Now this is the way to make an educational board game: Equal emphasis on getting both the principles and the gameplay right. Enjoyable as learning may be on its own, an unbalanced or un-engaging game can take the fun out of what it's intended to help with.

I'm also impressed with the visual and typographic design of Entanglion's game components. I was surprised not to see a Kickstarter for a professionally-manufactured box set.


Wouldn't a professionally manufactured set infringe the license terms? From what I can see, the game and it's assets are released under Creative Commons Attribution-NonCommercial-ShareAlike

I signed up for Entaglion while attending IBM Q conference last year (they were sending out the game to interested participants), and I must say it's awesome.
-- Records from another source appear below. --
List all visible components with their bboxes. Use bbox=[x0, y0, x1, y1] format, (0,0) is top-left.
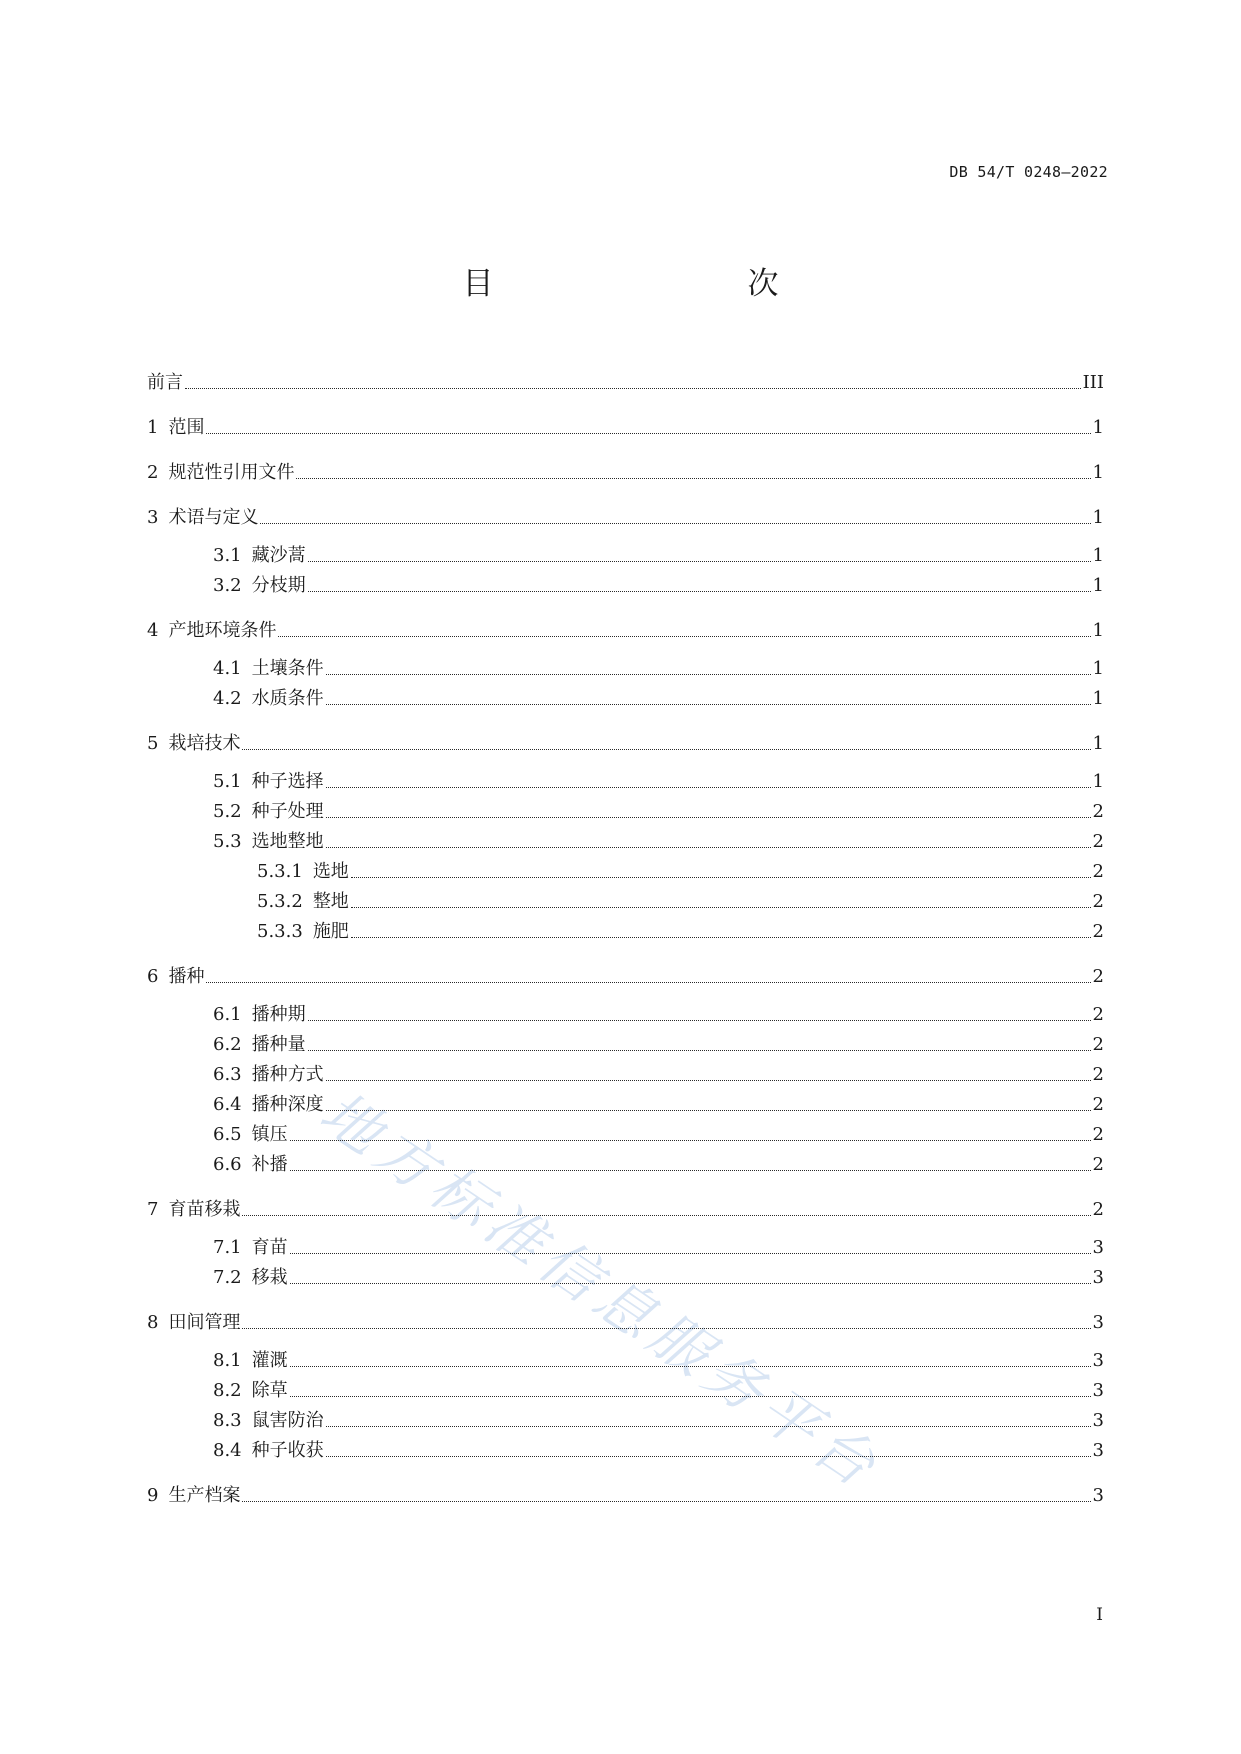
toc-entry-label: 移栽 bbox=[251, 1267, 288, 1288]
toc-entry-title bbox=[213, 1094, 324, 1116]
toc-entry[interactable] bbox=[147, 964, 1104, 988]
toc-entry-label: 产地环境条件 bbox=[168, 620, 277, 641]
toc-entry-label: 水质条件 bbox=[251, 688, 324, 709]
dot-leader bbox=[290, 1140, 1091, 1141]
toc-entry-label: 播种量 bbox=[251, 1034, 306, 1055]
toc-entry[interactable] bbox=[213, 1152, 1104, 1176]
toc-entry-label: 种子选择 bbox=[251, 771, 324, 792]
dot-leader bbox=[278, 636, 1090, 637]
toc-entry-number: 1 bbox=[147, 417, 159, 438]
toc-entry-page: 2 bbox=[1092, 1064, 1104, 1085]
toc-entry-number: 4.1 bbox=[213, 658, 242, 679]
dot-leader bbox=[351, 937, 1091, 938]
toc-entry[interactable] bbox=[213, 1378, 1104, 1402]
toc-entry-label: 整地 bbox=[312, 891, 349, 912]
toc-entry-label: 土壤条件 bbox=[251, 658, 324, 679]
toc-entry-title bbox=[257, 921, 349, 943]
toc-entry-number: 6.3 bbox=[213, 1064, 242, 1085]
dot-leader bbox=[296, 478, 1090, 479]
toc-entry-page: 2 bbox=[1092, 966, 1104, 987]
toc-entry-label: 播种期 bbox=[251, 1004, 306, 1025]
toc-entry-title bbox=[213, 575, 306, 597]
toc-entry-label: 选地 bbox=[312, 861, 349, 882]
toc-entry-page: 2 bbox=[1092, 1199, 1104, 1220]
toc-entry-page: 2 bbox=[1092, 831, 1104, 852]
toc-entry-page: 2 bbox=[1092, 1004, 1104, 1025]
toc-entry[interactable] bbox=[257, 859, 1104, 883]
toc-entry-label: 育苗移栽 bbox=[168, 1199, 241, 1220]
toc-entry-page: 2 bbox=[1092, 891, 1104, 912]
toc-entry-title bbox=[213, 1440, 324, 1462]
toc-entry-title bbox=[213, 831, 324, 853]
toc-entry[interactable] bbox=[147, 618, 1104, 642]
watermark: 地方标准信息服务平台 bbox=[308, 1077, 894, 1504]
toc-entry[interactable] bbox=[213, 1348, 1104, 1372]
dot-leader bbox=[326, 847, 1091, 848]
toc-entry[interactable] bbox=[213, 686, 1104, 710]
toc-entry-number: 5.3.3 bbox=[257, 921, 303, 942]
toc-entry-number: 3.2 bbox=[213, 575, 242, 596]
toc-entry-number: 8.2 bbox=[213, 1380, 242, 1401]
toc-entry-label: 除草 bbox=[251, 1380, 288, 1401]
toc-entry-page: 2 bbox=[1092, 921, 1104, 942]
toc-entry-title bbox=[147, 417, 204, 439]
dot-leader bbox=[290, 1170, 1091, 1171]
toc-entry-label: 播种方式 bbox=[251, 1064, 324, 1085]
toc-entry-number: 3.1 bbox=[213, 545, 242, 566]
toc-entry[interactable] bbox=[147, 731, 1104, 755]
toc-entry-title bbox=[147, 1312, 240, 1334]
toc-entry-label: 种子处理 bbox=[251, 801, 324, 822]
toc-entry-page: 2 bbox=[1092, 861, 1104, 882]
toc-entry-number: 7.2 bbox=[213, 1267, 242, 1288]
toc-entry[interactable] bbox=[147, 1483, 1104, 1507]
toc-entry-number: 6.1 bbox=[213, 1004, 242, 1025]
toc-entry[interactable] bbox=[147, 415, 1104, 439]
page-number: I bbox=[1096, 1605, 1103, 1625]
dot-leader bbox=[308, 1020, 1091, 1021]
toc-entry[interactable] bbox=[147, 1197, 1104, 1221]
toc-entry-label: 生产档案 bbox=[168, 1485, 241, 1506]
toc-entry-page: 2 bbox=[1092, 1094, 1104, 1115]
toc-entry[interactable] bbox=[213, 1438, 1104, 1462]
dot-leader bbox=[351, 907, 1091, 908]
toc-entry[interactable] bbox=[213, 1032, 1104, 1056]
toc-entry[interactable] bbox=[213, 1265, 1104, 1289]
dot-leader bbox=[326, 1080, 1091, 1081]
dot-leader bbox=[351, 877, 1091, 878]
toc-entry-number: 8.1 bbox=[213, 1350, 242, 1371]
toc-entry-page: 3 bbox=[1092, 1237, 1104, 1258]
toc-entry[interactable] bbox=[213, 1092, 1104, 1116]
toc-entry-title bbox=[213, 1410, 324, 1432]
dot-leader bbox=[326, 704, 1091, 705]
toc-entry[interactable] bbox=[147, 1310, 1104, 1334]
toc-entry-label: 育苗 bbox=[251, 1237, 288, 1258]
toc-entry-label: 前言 bbox=[147, 372, 183, 393]
dot-leader bbox=[290, 1366, 1091, 1367]
dot-leader bbox=[242, 1501, 1090, 1502]
toc-entry-label: 选地整地 bbox=[251, 831, 324, 852]
toc-entry-title bbox=[213, 658, 324, 680]
toc-entry-title bbox=[147, 1485, 240, 1507]
toc-entry-number: 3 bbox=[147, 507, 159, 528]
toc-entry-page: 1 bbox=[1092, 771, 1104, 792]
toc-entry-title bbox=[257, 891, 349, 913]
toc-entry-title bbox=[147, 372, 183, 394]
toc-entry-label: 藏沙蒿 bbox=[251, 545, 306, 566]
dot-leader bbox=[290, 1253, 1091, 1254]
toc-entry-title bbox=[213, 1350, 288, 1372]
toc-entry[interactable] bbox=[213, 1235, 1104, 1259]
toc-entry-label: 术语与定义 bbox=[168, 507, 259, 528]
dot-leader bbox=[206, 433, 1090, 434]
toc-entry-title bbox=[147, 733, 240, 755]
toc-entry-label: 种子收获 bbox=[251, 1440, 324, 1461]
dot-leader bbox=[326, 817, 1091, 818]
toc-entry[interactable] bbox=[213, 543, 1104, 567]
toc-entry-number: 8.4 bbox=[213, 1440, 242, 1461]
toc-entry-title bbox=[257, 861, 349, 883]
dot-leader bbox=[326, 674, 1091, 675]
toc-entry-label: 栽培技术 bbox=[168, 733, 241, 754]
toc-entry-label: 规范性引用文件 bbox=[168, 462, 295, 483]
toc-entry-page: 1 bbox=[1092, 417, 1104, 438]
toc-entry[interactable] bbox=[213, 573, 1104, 597]
dot-leader bbox=[290, 1283, 1091, 1284]
dot-leader bbox=[308, 561, 1091, 562]
toc-entry-page: 1 bbox=[1092, 462, 1104, 483]
toc-entry-number: 5.2 bbox=[213, 801, 242, 822]
toc-entry-page: III bbox=[1082, 372, 1104, 393]
toc-entry-page: 1 bbox=[1092, 545, 1104, 566]
toc-entry-number: 8.3 bbox=[213, 1410, 242, 1431]
toc-entry-page: 2 bbox=[1092, 1034, 1104, 1055]
toc-entry-label: 鼠害防治 bbox=[251, 1410, 324, 1431]
toc-entry-number: 6.5 bbox=[213, 1124, 242, 1145]
toc-entry-page: 3 bbox=[1092, 1312, 1104, 1333]
toc-entry-label: 分枝期 bbox=[251, 575, 306, 596]
dot-leader bbox=[326, 787, 1091, 788]
toc-entry-label: 镇压 bbox=[251, 1124, 288, 1145]
toc-entry-number: 6.4 bbox=[213, 1094, 242, 1115]
toc-entry-number: 6.6 bbox=[213, 1154, 242, 1175]
toc-entry[interactable] bbox=[213, 799, 1104, 823]
toc-entry-number: 7 bbox=[147, 1199, 159, 1220]
toc-entry[interactable] bbox=[147, 370, 1104, 394]
toc-entry-title bbox=[213, 1124, 288, 1146]
toc-entry-page: 1 bbox=[1092, 688, 1104, 709]
toc-entry-page: 2 bbox=[1092, 801, 1104, 822]
toc-entry-page: 1 bbox=[1092, 658, 1104, 679]
dot-leader bbox=[326, 1456, 1091, 1457]
toc-entry-number: 7.1 bbox=[213, 1237, 242, 1258]
toc-entry-page: 1 bbox=[1092, 620, 1104, 641]
dot-leader bbox=[260, 523, 1090, 524]
toc-entry-page: 1 bbox=[1092, 733, 1104, 754]
toc-entry-title bbox=[213, 545, 306, 567]
toc-entry-number: 8 bbox=[147, 1312, 159, 1333]
toc-entry-label: 补播 bbox=[251, 1154, 288, 1175]
dot-leader bbox=[206, 982, 1090, 983]
toc-entry-page: 1 bbox=[1092, 575, 1104, 596]
dot-leader bbox=[242, 1328, 1090, 1329]
toc-entry-number: 5.3 bbox=[213, 831, 242, 852]
toc-entry-page: 3 bbox=[1092, 1440, 1104, 1461]
toc-entry-number: 5.3.1 bbox=[257, 861, 303, 882]
toc-entry-number: 6 bbox=[147, 966, 159, 987]
toc-entry[interactable] bbox=[257, 889, 1104, 913]
toc-entry-title bbox=[147, 1199, 240, 1221]
toc-entry-title bbox=[213, 1267, 288, 1289]
toc-entry-label: 播种深度 bbox=[251, 1094, 324, 1115]
toc-entry-label: 播种 bbox=[168, 966, 205, 987]
toc-entry-title bbox=[213, 1064, 324, 1086]
toc-entry-title bbox=[213, 1154, 288, 1176]
toc-entry-title bbox=[147, 507, 258, 529]
dot-leader bbox=[308, 1050, 1091, 1051]
toc-entry-label: 施肥 bbox=[312, 921, 349, 942]
toc-entry[interactable] bbox=[147, 460, 1104, 484]
dot-leader bbox=[290, 1396, 1091, 1397]
toc-entry-label: 田间管理 bbox=[168, 1312, 241, 1333]
document-code: DB 54/T 0248—2022 bbox=[949, 163, 1108, 181]
toc-entry-title bbox=[213, 1237, 288, 1259]
toc-entry-title bbox=[147, 966, 204, 988]
toc-entry-number: 5 bbox=[147, 733, 159, 754]
toc-entry-title bbox=[147, 462, 294, 484]
toc-entry[interactable] bbox=[213, 656, 1104, 680]
toc-entry-page: 3 bbox=[1092, 1485, 1104, 1506]
page-title: 目 次 bbox=[462, 266, 843, 302]
toc-entry-page: 3 bbox=[1092, 1350, 1104, 1371]
toc-entry-page: 2 bbox=[1092, 1124, 1104, 1145]
toc-entry-number: 2 bbox=[147, 462, 159, 483]
toc-entry-title bbox=[213, 1004, 306, 1026]
toc-entry-title bbox=[147, 620, 276, 642]
toc-entry-number: 4.2 bbox=[213, 688, 242, 709]
toc-entry-number: 5.1 bbox=[213, 771, 242, 792]
toc-entry-label: 灌溉 bbox=[251, 1350, 288, 1371]
toc-entry[interactable] bbox=[213, 769, 1104, 793]
toc-entry-number: 5.3.2 bbox=[257, 891, 303, 912]
toc-entry[interactable] bbox=[213, 1408, 1104, 1432]
toc-entry-title bbox=[213, 1380, 288, 1402]
dot-leader bbox=[242, 749, 1090, 750]
toc-entry-page: 3 bbox=[1092, 1267, 1104, 1288]
toc-entry-label: 范围 bbox=[168, 417, 205, 438]
toc-entry-number: 6.2 bbox=[213, 1034, 242, 1055]
toc-entry-number: 9 bbox=[147, 1485, 159, 1506]
dot-leader bbox=[326, 1110, 1091, 1111]
toc-entry[interactable] bbox=[213, 1062, 1104, 1086]
toc-entry[interactable] bbox=[257, 919, 1104, 943]
dot-leader bbox=[326, 1426, 1091, 1427]
toc-entry[interactable] bbox=[213, 1002, 1104, 1026]
toc-entry-title bbox=[213, 801, 324, 823]
dot-leader bbox=[185, 388, 1081, 389]
toc-entry[interactable] bbox=[147, 505, 1104, 529]
toc-entry[interactable] bbox=[213, 1122, 1104, 1146]
toc-entry-title bbox=[213, 771, 324, 793]
toc-entry-page: 3 bbox=[1092, 1380, 1104, 1401]
toc-entry-title bbox=[213, 688, 324, 710]
toc-entry-page: 2 bbox=[1092, 1154, 1104, 1175]
dot-leader bbox=[242, 1215, 1090, 1216]
dot-leader bbox=[308, 591, 1091, 592]
toc-entry-title bbox=[213, 1034, 306, 1056]
toc-entry-number: 4 bbox=[147, 620, 159, 641]
toc-entry-page: 1 bbox=[1092, 507, 1104, 528]
toc-entry-page: 3 bbox=[1092, 1410, 1104, 1431]
toc-entry[interactable] bbox=[213, 829, 1104, 853]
Thanks a bunch for creating it, ever since it arrived I had loads of fun! It's proven itself useful especially in making my friends more familiar with the world of quantum computing :)

In a related vein, now that there's qbits to play with on the cloud, there also rudimentary games available that use actual quantum computing! https://medium.com/@decodoku/introducing-the-worlds-first-ga...

It's purely a novelty, of course. But a cool one.


Great to see more stuff like this! I really believe in games for quantum pedagogy. See also https://en.wikipedia.org/wiki/Quantum_tic-tac-toe

and some computer games http://quantumgame.io/

http://www.tropic.org.uk/~crispin/quantum/

(full disclosure, last one is mine)


> we actually implemented a simulator for the game and AI players who could play it together.

Wow. If they got tired of quantum they could go into AI. AI good enough to simulate how hard a game is, is impressive.


I think the game creators are actually HCI+AI research scientists at IBM Research.

I wish I could just buy this. I'm not motivated enough to make it and I'd be disappointed with the quality of a home made version.

Take the files to office max and print on heavy cardstock. It makes very reasonable quality games. I design board games as a hobby and this is what I do. 100s of games played and good enough quality to pitch to publishers.

I don't think you can buy it. The license is non-commercial.